Birma

Jubah Bhikkhu Rawan Disalahgunakan untuk Kejahatan

Senin, 15 April 2013

Buddhisme dan KriminalitasBhagavant.com,
Rangoon, Birma – Pihak berwenang Birma telah menangkap seorang bhikkhu yang mencoba untuk menyelundupkan delapan orang warga Bengali Rohingya yang menyamar mengenakan jubah bhikkhu menuju Rangoon dari wilayah Rakhine.

Seperti yang dikatakan oleh polisi setempat yang dilansir oleh RFA’s Burmese Service, Senin (8/4), delapan warga Bengali Rohingya beserta supir mereka juga ditahan oleh polisi di kota Aunn, Rakhine pada Jumat (5/4) setelah mereka berpakaian jubah bhikkhu dalam perjalanannya mengendarai sebuah mobil van ke kota terbesar di Birma.

Bhikkhu yang dilaporkan berasal dari sebuah vihara di kota Kyaikto di wilayah Mon, Birma Tenggara, beserta supir mobil van tersebut didakwa karena melakukan penyelundupan warga Bengali Rohingya dan karena melakukan kejahatan keagamaan karena membantu orang-orang tersebut menyamar sebagai agamawan Buddhis.

“Bhikkhu dan seorang supir yang membawa para Bengali tersebut ke Rangoon akan dijerat dengan Undang-Undang Penyelundupan Ilegal 367 dan Kejahatan Keagamaan 295,” kata petugas polisi terebut.

Jubah para bhikkhu ataupun bhiksu tidak jarang dijadikan sebagai alat untuk melakukan tindakan kejahatan, terutama di negara-negara yang memiliki sejumlah besar penduduknya yang beragama Buddha, seperti di Tibet, Thailand, Birma (Myanmar), Sri Lanka, Taiwan, hingga China.

Siapa saja bisa menyamar dan mengaku sebagai seorang bhikku atau bhiksu.

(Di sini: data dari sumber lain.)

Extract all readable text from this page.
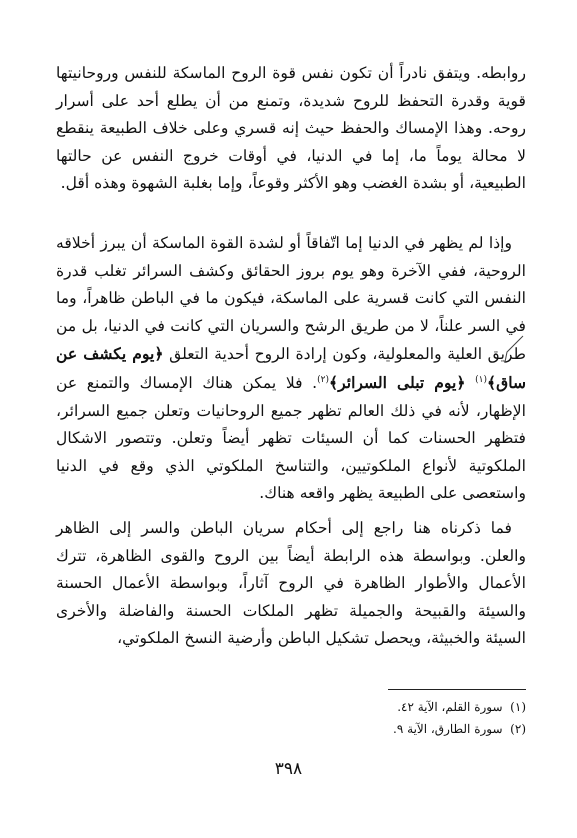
روابطه. ويتفق نادراً أن تكون نفس قوة الروح الماسكة للنفس وروحانيتها قوية وقدرة التحفظ للروح شديدة، وتمنع من أن يطلع أحد على أسرار روحه. وهذا الإمساك والحفظ حيث إنه قسري وعلى خلاف الطبيعة ينقطع لا محالة يوماً ما، إما في الدنيا، في أوقات خروج النفس عن حالتها الطبيعية، أو بشدة الغضب وهو الأكثر وقوعاً، وإما بغلبة الشهوة وهذه أقل.

وإذا لم يظهر في الدنيا إما اتّفاقاً أو لشدة القوة الماسكة أن يبرز أخلاقه الروحية، ففي الآخرة وهو يوم بروز الحقائق وكشف السرائر تغلب قدرة النفس التي كانت قسرية على الماسكة، فيكون ما في الباطن ظاهراً، وما في السر علناً، لا من طريق الرشح والسريان التي كانت في الدنيا، بل من طريق العلية والمعلولية، وكون إرادة الروح أحدية التعلق ﴿يوم يكشف عن ساق﴾$^{(١)}$ ﴿يوم تبلى السرائر﴾$^{(٢)}$. فلا يمكن هناك الإمساك والتمنع عن الإظهار، لأنه في ذلك العالم تظهر جميع الروحانيات وتعلن جميع السرائر، فتظهر الحسنات كما أن السيئات تظهر أيضاً وتعلن. وتتصور الاشكال الملكوتية لأنواع الملكوتيين، والتناسخ الملكوتي الذي وقع في الدنيا واستعصى على الطبيعة يظهر واقعه هناك.

فما ذكرناه هنا راجع إلى أحكام سريان الباطن والسر إلى الظاهر والعلن. وبواسطة هذه الرابطة أيضاً بين الروح والقوى الظاهرة، تترك الأعمال والأطوار الظاهرة في الروح آثاراً، وبواسطة الأعمال الحسنة والسيئة والقبيحة والجميلة تظهر الملكات الحسنة والفاضلة والأخرى السيئة والخبيثة، ويحصل تشكيل الباطن وأرضية النسخ الملكوتي،

(١)  سورة القلم، الآية ٤٢.
(٢)  سورة الطارق، الآية ٩.
٣٩٨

Cukup dengan mengenakan baju khas para bhikkhu atau bhiksu dan menggundulkan kepalanya, seseorang dengan berpikiran jahat dapat menjebak mangsanya baik di negara-negara mayoritas berpenduduk Buddhis hingga ke negara-negara dengan minoritas Buddhis seperti Indonesia dan Malaysia.

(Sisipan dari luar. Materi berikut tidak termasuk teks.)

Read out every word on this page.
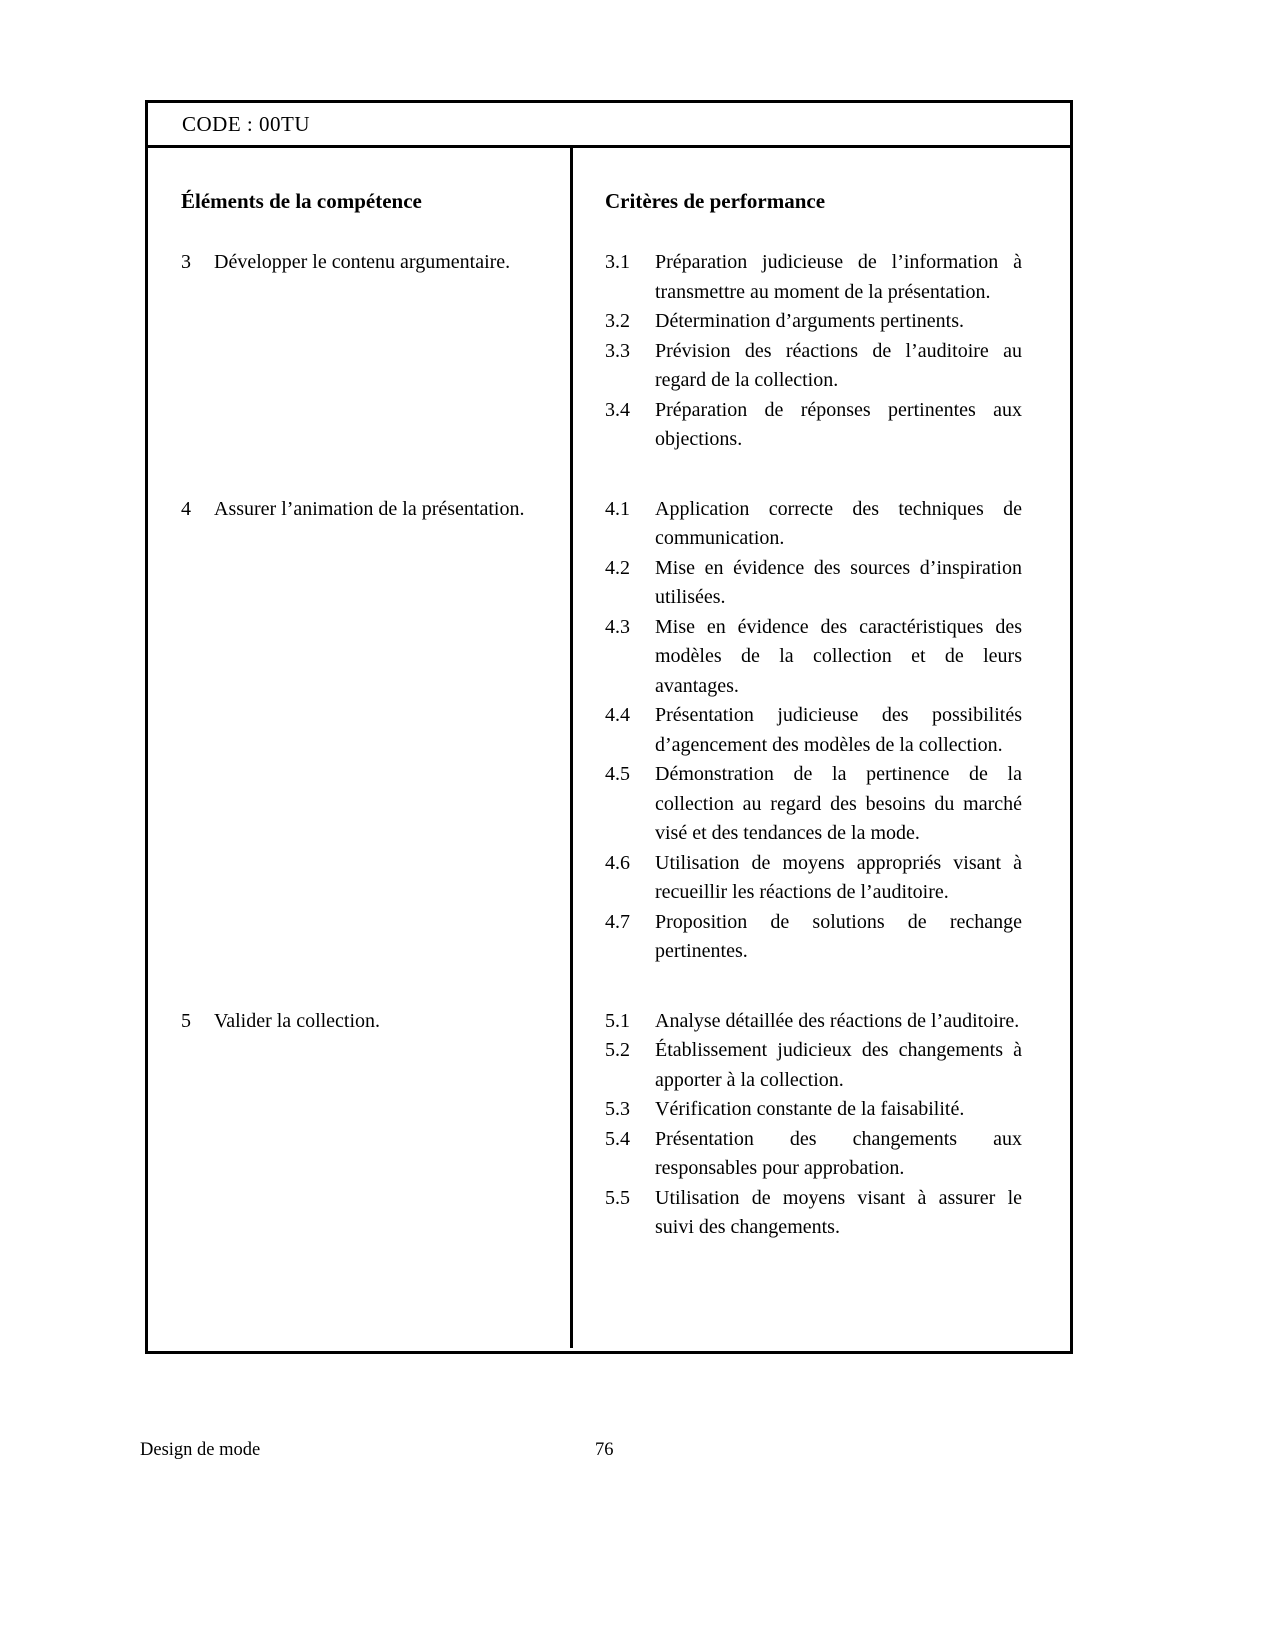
CODE : 00TU
Éléments de la compétence	Critères de performance
3	Développer le contenu argumentaire.	3.1	Préparation judicieuse de l’information à transmettre au moment de la présentation.
3.2	Détermination d’arguments pertinents.
3.3	Prévision des réactions de l’auditoire au regard de la collection.
3.4	Préparation de réponses pertinentes aux objections.
4	Assurer l’animation de la présentation.	4.1	Application correcte des techniques de communication.
4.2	Mise en évidence des sources d’inspiration utilisées.
4.3	Mise en évidence des caractéristiques des modèles de la collection et de leurs avantages.
4.4	Présentation judicieuse des possibilités d’agencement des modèles de la collection.
4.5	Démonstration de la pertinence de la collection au regard des besoins du marché visé et des tendances de la mode.
4.6	Utilisation de moyens appropriés visant à recueillir les réactions de l’auditoire.
4.7	Proposition de solutions de rechange pertinentes.
5	Valider la collection.	5.1	Analyse détaillée des réactions de l’auditoire.
5.2	Établissement judicieux des changements à apporter à la collection.
5.3	Vérification constante de la faisabilité.
5.4	Présentation des changements aux responsables pour approbation.
5.5	Utilisation de moyens visant à assurer le suivi des changements.
Design de mode	76
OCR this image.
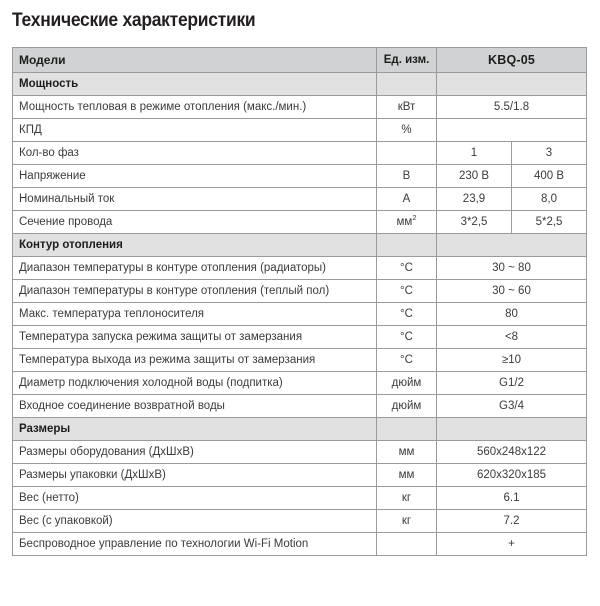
Технические характеристики
Модели	Ед. изм.	KBQ-05	
Мощность			
Мощность тепловая в режиме отопления (макс./мин.)	кВт	5.5/1.8	
КПД	%		
Кол-во фаз		1	3
Напряжение	В	230 В	400 В
Номинальный ток	А	23,9	8,0
Сечение провода	$мм^2$	3*2,5	5*2,5
Контур отопления			
Диапазон температуры в контуре отопления (радиаторы)	°C	30 ~ 80	
Диапазон температуры в контуре отопления (теплый пол)	°C	30 ~ 60	
Макс. температура теплоносителя	°C	80	
Температура запуска режима защиты от замерзания	°C	<8	
Температура выхода из режима защиты от замерзания	°C	≥10	
Диаметр подключения холодной воды (подпитка)	дюйм	G1/2	
Входное соединение возвратной воды	дюйм	G3/4	
Размеры			
Размеры оборудования (ДхШхВ)	мм	560x248x122	
Размеры упаковки (ДхШхВ)	мм	620x320x185	
Вес (нетто)	кг	6.1	
Вес (с упаковкой)	кг	7.2	
Беспроводное управление по технологии Wi-Fi Motion		+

Telah banyak kasus dari pemanfaatan jubah bhikkhu atau bhiksu yang digunakan untuk melakuan tindakan kriminal seperti penipuan. Bulan lalu (6/3), Bimas Buddha Kementerian Agama DKI Jakarta dengan bantuan seorang umat Buddha, menangkap seorang yang menyamar menjadi bhiksu yang sedang meminta-minta di kawasan Harapan Jaya, di Bekasi, Jawa Barat, Indonesia, seperti yang dilaporkan Buddhazine (8/3).

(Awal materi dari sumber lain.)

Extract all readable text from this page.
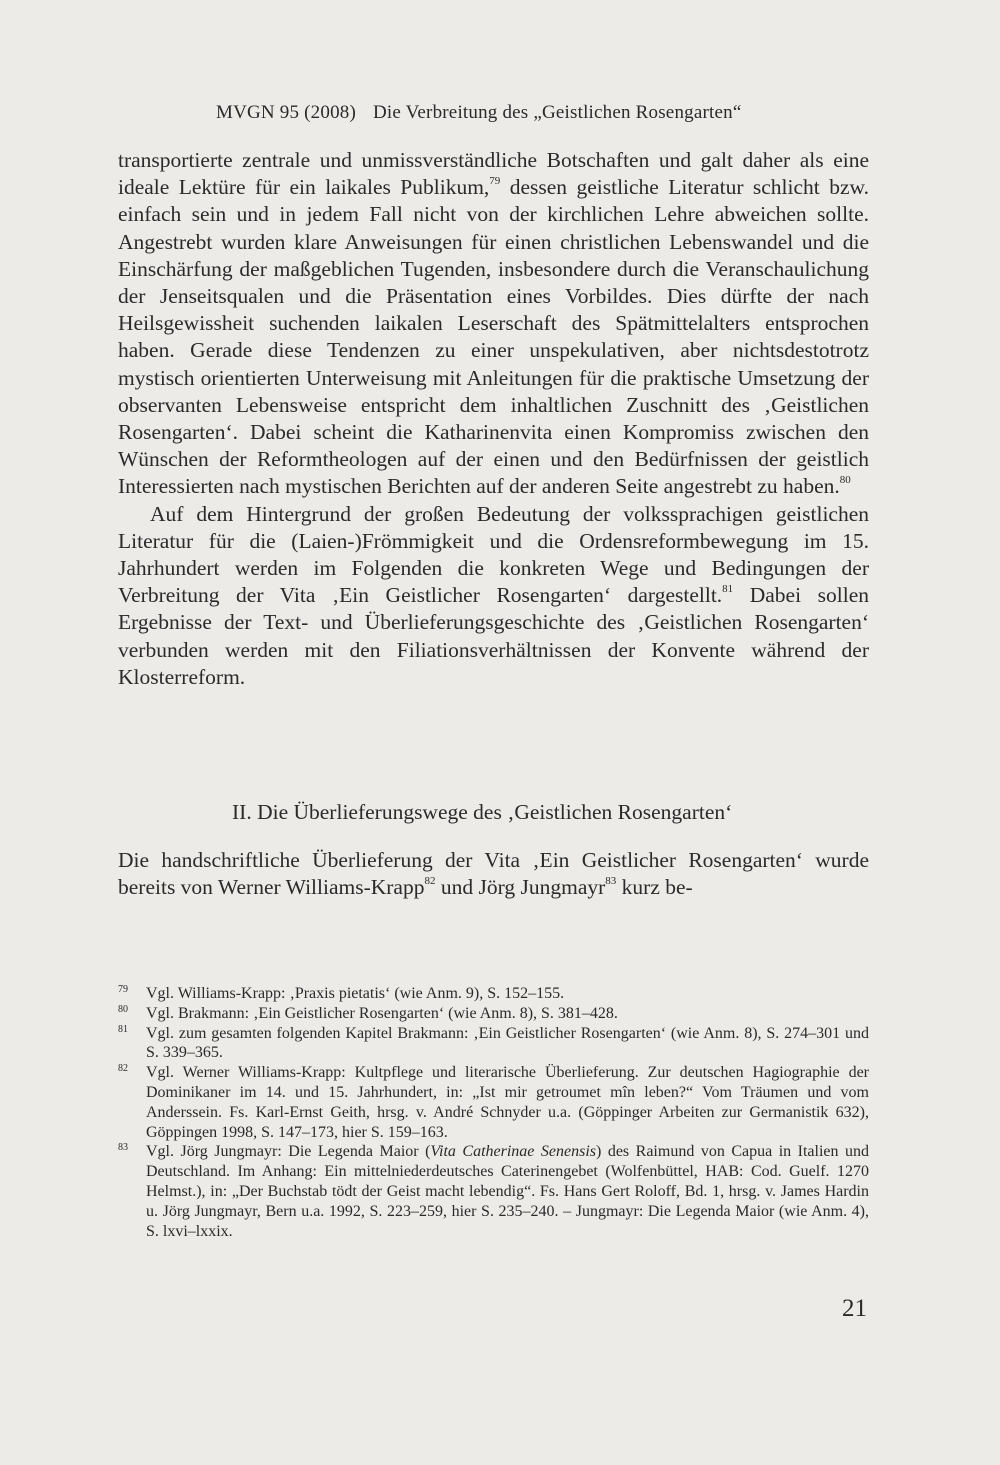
MVGN 95 (2008) Die Verbreitung des „Geistlichen Rosengarten“

transportierte zentrale und unmissverständliche Botschaften und galt daher als eine ideale Lektüre für ein laikales Publikum,$^{79}$ dessen geistliche Literatur schlicht bzw. einfach sein und in jedem Fall nicht von der kirchlichen Lehre abweichen sollte. Angestrebt wurden klare Anweisungen für einen christlichen Lebenswandel und die Einschärfung der maßgeblichen Tugenden, insbesondere durch die Veranschaulichung der Jenseitsqualen und die Präsentation eines Vorbildes. Dies dürfte der nach Heilsgewissheit suchenden laikalen Leserschaft des Spätmittelalters entsprochen haben. Gerade diese Tendenzen zu einer unspekulativen, aber nichtsdestotrotz mystisch orientierten Unterweisung mit Anleitungen für die praktische Umsetzung der observanten Lebensweise entspricht dem inhaltlichen Zuschnitt des ‚Geistlichen Rosengarten‘. Dabei scheint die Katharinenvita einen Kompromiss zwischen den Wünschen der Reformtheologen auf der einen und den Bedürfnissen der geistlich Interessierten nach mystischen Berichten auf der anderen Seite angestrebt zu haben.$^{80}$

Auf dem Hintergrund der großen Bedeutung der volkssprachigen geistlichen Literatur für die (Laien-)Frömmigkeit und die Ordensreformbewegung im 15. Jahrhundert werden im Folgenden die konkreten Wege und Bedingungen der Verbreitung der Vita ‚Ein Geistlicher Rosengarten‘ dargestellt.$^{81}$ Dabei sollen Ergebnisse der Text- und Überlieferungsgeschichte des ‚Geistlichen Rosengarten‘ verbunden werden mit den Filiationsverhältnissen der Konvente während der Klosterreform.

II. Die Überlieferungswege des ‚Geistlichen Rosengarten‘

Die handschriftliche Überlieferung der Vita ‚Ein Geistlicher Rosengarten‘ wurde bereits von Werner Williams-Krapp$^{82}$ und Jörg Jungmayr$^{83}$ kurz be-

79 Vgl. Williams-Krapp: ‚Praxis pietatis‘ (wie Anm. 9), S. 152–155.

80 Vgl. Brakmann: ‚Ein Geistlicher Rosengarten‘ (wie Anm. 8), S. 381–428.

81 Vgl. zum gesamten folgenden Kapitel Brakmann: ‚Ein Geistlicher Rosengarten‘ (wie Anm. 8), S. 274–301 und S. 339–365.

82 Vgl. Werner Williams-Krapp: Kultpflege und literarische Überlieferung. Zur deutschen Hagiographie der Dominikaner im 14. und 15. Jahrhundert, in: „Ist mir getroumet mîn leben?“ Vom Träumen und vom Anderssein. Fs. Karl-Ernst Geith, hrsg. v. André Schnyder u.a. (Göppinger Arbeiten zur Germanistik 632), Göppingen 1998, S. 147–173, hier S. 159–163.

83 Vgl. Jörg Jungmayr: Die Legenda Maior (Vita Catherinae Senensis) des Raimund von Capua in Italien und Deutschland. Im Anhang: Ein mittelniederdeutsches Caterinengebet (Wolfenbüttel, HAB: Cod. Guelf. 1270 Helmst.), in: „Der Buchstab tödt der Geist macht lebendig“. Fs. Hans Gert Roloff, Bd. 1, hrsg. v. James Hardin u. Jörg Jungmayr, Bern u.a. 1992, S. 223–259, hier S. 235–240. – Jungmayr: Die Legenda Maior (wie Anm. 4), S. lxvi–lxxix.

21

Bagi umat awam sangat sulit untuk mengenal para bhikkhu/bhiksu palsu ini jika dilihat berdasarkan pada penampilannya yang berpakaian jubah bhikkhu/bhiksu dan berkepala tanpa rambut. Perlu ketelitian dalam menilai seseorang sebagai bhikkhu/bhiksu atau bukan, tidak hanya berdasarkan pada penampilan semata.

Namun, permasalahan semakin pelik saat seorang bhikkhu/bhiksu yang secara legal layak mengenakan jubah, justru melakukan tindakan buruk atau kriminal yang melanggar kemoralan serta peraturan keagamaan khususnya peraturan para bhikkhu/bhiksu yang disebut dengan Vinaya. Hal yang sangat memprihatikan dan disayangkan saat hal ini terjadi.

Dalam Buddhisme, bagi seorang bhikkhu/bhiksu yang telah melakukan pelanggaran terhadap peraturan Vinaya akan mendapatkan sanksi sesuai dengan tingkatan pelanggarannya yang semuanya ditentukan dalam Vinaya, dari sanksi yang ringan hingga berat yaitu pemecatan sebagai seorang bhikkhu oleh dewan bhikkhu (sangha).

Berdasarkan Vinaya, seorang bhikkhu yang melakukan atau menganjurkan pembunuhan, melakukan asusila, mencuri, dan mengklaim memiliki kesaktian, dianggap telah gagal sebagai seorang bhikkhu/bhiksu dan ia akan dikeluarkan dari keanggotaan para bhikkhu dan harus melepas jubah bhikkhu/bhiksunya.

Bagi sebagian orang, keberadaan para bhikkhu pelanggar moral menjadi hal yang cukup mengejutkan, namun sesungguhnya bukanlah hal yang baru. Bahkan pada masa kehidupan Sang Buddha telah ada para bhikkhu yang melakukan pelanggaran moral, seperti halnya bhikkhu Devadatta yang mencoba membunuh Sang Buddha.

Sama halnya dengan umat biasa, selama seorang bhikkhu belum mencapai kesucian dengan melenyapkan akar-akar kejahatan (kebencian, ketamakan, dan kebodohan batin) mereka dapat melakukan perbuatan jahat.

Dan Sang Buddha sendiri telah memperkirakan dan memperingatkan bahwa di masa depan akan ada para bhikkhu yang tidak berkembang dalam jasmani, perilaku bermoral, pikiran, dan kebijaksanaan, seperti yang tertulis dalam Tatiyaanāgatabhaya Sutta – Kotbah mengenai Bahaya Masa Depan (Anguttara Nikaya 5.79, Sutta Pitaka).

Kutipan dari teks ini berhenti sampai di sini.